Enfin, le divertissement et le plaisir culturel du lecteur ou spectateur doivent être garantis par cette collaboration intelligente des parties prenantes initiales, sinon le projet échouera. Oui, les marques sont sources d’évocation et potentiellement terreau fertile complémentaire de l’imaginaire du lecteur. Encore faut-il prendre soin de les choisir à dessein et de les intégrer dans l’histoire à bon escient. Placer et citer des marques à l’envie est facile. Les intégrer parcimonieusement au storytelling, pour l’enrichir et profiter d’une symbiose porteuse de sens l’est beaucoup moins. Les excès sont illustratifs d’une littérature de gare et d’aucuns ne manqueront pas alors de s’empresser d’en appeler à Marcel Arland, qui nous rappelle dans La Route obscure (1924) que l’on ne peut concevoir de littérature sans éthique. Naturellement, marier l’art de la plume à celui du commerce, c’est potentiellement commettre un péché des plus insidieux, pouvant désagréablement surprendre le lecteur aux détours d’une phrase a priori anodine. Mais un partenariat sain, équitable et conscient est une source de communication constructive, potentiellement forte pour la marque, car elle est extraite de son contexte commercial habituel.
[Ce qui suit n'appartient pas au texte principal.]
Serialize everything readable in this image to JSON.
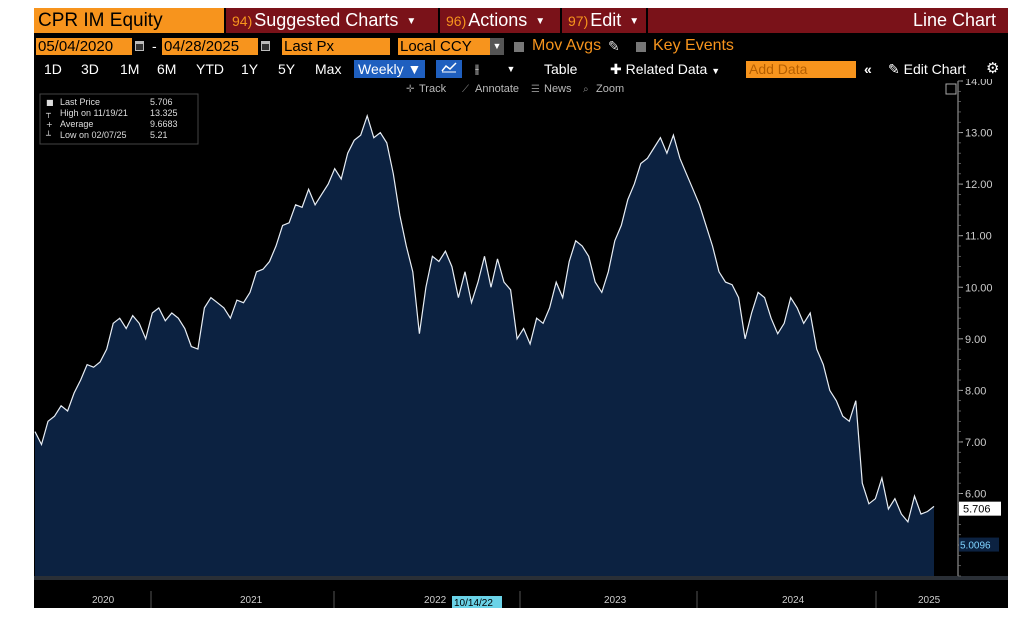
{
  "header": {
    "security": "CPR IM Equity",
    "menus": [
      {
        "num": "94)",
        "label": "Suggested Charts"
      },
      {
        "num": "96)",
        "label": "Actions"
      },
      {
        "num": "97)",
        "label": "Edit"
      }
    ],
    "title": "Line Chart"
  },
  "controls": {
    "start_date": "05/04/2020",
    "date_sep": "-",
    "end_date": "04/28/2025",
    "field": "Last Px",
    "currency": "Local CCY",
    "mov_avgs": "Mov Avgs",
    "key_events": "Key Events"
  },
  "toolbar": {
    "periods": [
      "1D",
      "3D",
      "1M",
      "6M",
      "YTD",
      "1Y",
      "5Y",
      "Max"
    ],
    "frequency": "Weekly",
    "table": "Table",
    "related": "Related Data",
    "add_data_placeholder": "Add Data",
    "edit_chart": "Edit Chart",
    "chart_tools": [
      "Track",
      "Annotate",
      "News",
      "Zoom"
    ]
  },
  "legend": {
    "rows": [
      {
        "label": "Last Price",
        "value": "5.706"
      },
      {
        "label": "High on 11/19/21",
        "value": "13.325"
      },
      {
        "label": "Average",
        "value": "9.6683"
      },
      {
        "label": "Low on 02/07/25",
        "value": "5.21"
      }
    ]
  },
  "chart_data": {
    "type": "area",
    "x_axis_labels": [
      "2020",
      "2021",
      "2022",
      "2023",
      "2024",
      "2025"
    ],
    "x_cursor_label": "10/14/22",
    "y_ticks": [
      "5.00",
      "6.00",
      "7.00",
      "8.00",
      "9.00",
      "10.00",
      "11.00",
      "12.00",
      "13.00",
      "14.00"
    ],
    "ylim": [
      4.4,
      14.0
    ],
    "last_label": "5.706",
    "secondary_label": "5.0096",
    "series": [
      {
        "values": [
          7.2,
          6.95,
          7.4,
          7.5,
          7.7,
          7.6,
          7.95,
          8.2,
          8.5,
          8.45,
          8.55,
          8.8,
          9.3,
          9.4,
          9.2,
          9.45,
          9.3,
          9.0,
          9.5,
          9.6,
          9.35,
          9.5,
          9.4,
          9.2,
          8.85,
          8.8,
          9.6,
          9.8,
          9.7,
          9.6,
          9.4,
          9.75,
          9.7,
          9.9,
          10.3,
          10.35,
          10.5,
          10.8,
          11.2,
          11.25,
          11.6,
          11.55,
          11.9,
          11.6,
          11.8,
          12.0,
          12.3,
          12.1,
          12.6,
          12.85,
          12.95,
          13.325,
          12.9,
          13.0,
          12.8,
          12.2,
          11.4,
          10.8,
          10.3,
          9.1,
          10.0,
          10.6,
          10.5,
          10.7,
          10.4,
          9.8,
          10.3,
          9.7,
          10.1,
          10.6,
          10.0,
          10.55,
          10.1,
          9.95,
          9.0,
          9.2,
          8.9,
          9.4,
          9.3,
          9.6,
          10.1,
          9.8,
          10.5,
          10.9,
          10.8,
          10.6,
          10.1,
          9.9,
          10.3,
          10.9,
          11.2,
          11.7,
          12.0,
          12.4,
          12.5,
          12.7,
          12.9,
          12.6,
          12.95,
          12.5,
          12.2,
          11.9,
          11.6,
          11.2,
          10.8,
          10.3,
          10.1,
          10.05,
          9.8,
          9.0,
          9.5,
          9.9,
          9.8,
          9.4,
          9.1,
          9.3,
          9.8,
          9.6,
          9.3,
          9.5,
          8.8,
          8.5,
          8.0,
          7.8,
          7.5,
          7.4,
          7.8,
          6.2,
          5.8,
          5.9,
          6.3,
          5.7,
          5.9,
          5.6,
          5.45,
          5.95,
          5.6,
          5.65,
          5.75
        ]
      }
    ]
  }
}
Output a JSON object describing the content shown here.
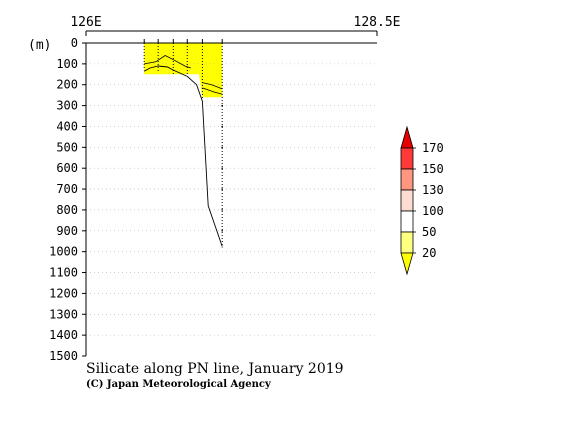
{
  "chart_data": {
    "type": "heatmap",
    "title": "Silicate along PN line, January 2019",
    "credit": "(C) Japan Meteorological Agency",
    "unit_label": "(m)",
    "x_tick_labels": [
      {
        "lon": 126.0,
        "label": "126E"
      },
      {
        "lon": 128.5,
        "label": "128.5E"
      }
    ],
    "xlim": [
      126.0,
      128.5
    ],
    "ylim": [
      0,
      1500
    ],
    "y_tick_values": [
      0,
      100,
      200,
      300,
      400,
      500,
      600,
      700,
      800,
      900,
      1000,
      1100,
      1200,
      1300,
      1400,
      1500
    ],
    "grid": true,
    "stations": [
      {
        "lon": 126.5,
        "max_depth": 130
      },
      {
        "lon": 126.62,
        "max_depth": 140
      },
      {
        "lon": 126.75,
        "max_depth": 150
      },
      {
        "lon": 126.87,
        "max_depth": 150
      },
      {
        "lon": 127.0,
        "max_depth": 270
      },
      {
        "lon": 127.17,
        "max_depth": 980
      }
    ],
    "filled_regions": [
      {
        "level": "20-50",
        "color": "#ffff00",
        "polygon": [
          [
            126.5,
            0
          ],
          [
            127.17,
            0
          ],
          [
            127.17,
            260
          ],
          [
            127.0,
            260
          ],
          [
            126.97,
            150
          ],
          [
            126.5,
            150
          ]
        ]
      }
    ],
    "bottom_profile": [
      [
        126.5,
        135
      ],
      [
        126.55,
        120
      ],
      [
        126.62,
        110
      ],
      [
        126.7,
        115
      ],
      [
        126.75,
        130
      ],
      [
        126.87,
        160
      ],
      [
        126.95,
        200
      ],
      [
        127.0,
        280
      ],
      [
        127.05,
        780
      ],
      [
        127.17,
        975
      ]
    ],
    "contours": [
      {
        "level": 50,
        "points": [
          [
            126.5,
            100
          ],
          [
            126.6,
            90
          ],
          [
            126.68,
            60
          ],
          [
            126.75,
            80
          ],
          [
            126.85,
            110
          ],
          [
            126.9,
            120
          ]
        ]
      },
      {
        "level": 50,
        "points": [
          [
            127.0,
            190
          ],
          [
            127.08,
            200
          ],
          [
            127.17,
            220
          ]
        ]
      },
      {
        "level": 50,
        "points": [
          [
            127.0,
            215
          ],
          [
            127.1,
            235
          ],
          [
            127.17,
            245
          ]
        ]
      }
    ],
    "legend": {
      "levels": [
        "20",
        "50",
        "100",
        "130",
        "150",
        "170"
      ],
      "colors": [
        "#ffff00",
        "#ffff80",
        "#ffffff",
        "#ffdcd2",
        "#ff9680",
        "#ff3838",
        "#e80000"
      ]
    }
  }
}
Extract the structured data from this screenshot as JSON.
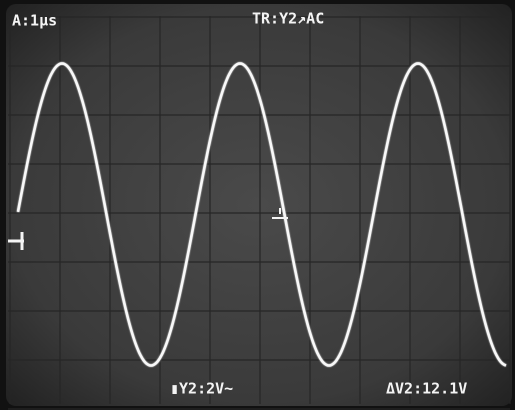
{
  "screen": {
    "timebase": "A:1µs",
    "trigger": "TR:Y2↗AC",
    "channel_scale": "▮Y2:2V~",
    "cursor_readout": "ΔV2:12.1V"
  }
}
Il faut savoir raconter, mais pas trop, car une description par trop détaillée amputerait la nécessaire part d’imaginaire dont il revient de laisser la liberté de choix et d’élaboration au lecteur. La marque peut être ici un atout réel. Mais il faut toujours garder à l’esprit que la marque a une vie, un passé et une histoire avant d’entrer dans le livre. Ils doivent être respectés, au même titre que l’autre histoire qui est en train de prendre forme sous la plume de l’auteur. Agatha Christie aurait pu situer les aventures policières de Miss Jane Marple dans n’importe quel petit village du royaume autre que St. Mary Mead. Mais quand bien même elle utilisait des marques pour leur pouvoir d’évocation, avec subtilité et grande parcimonie, elle trouva nécessaire de situer l’épicentre de ses enquêtes dans un village issu de son imagination, dont les comtés variaient même au gré de ses histoires. Un tel équilibre entre le réel imaginaire des marques et l’imaginaire réel de l’histoire est l’une des clés du plaisir du lecteur, et implicitement de la réussite du placement.

(1) Special Weapons And Tactics
(2) « La marque à livre ouvert », La Revue des marques n° 59, juillet 2007.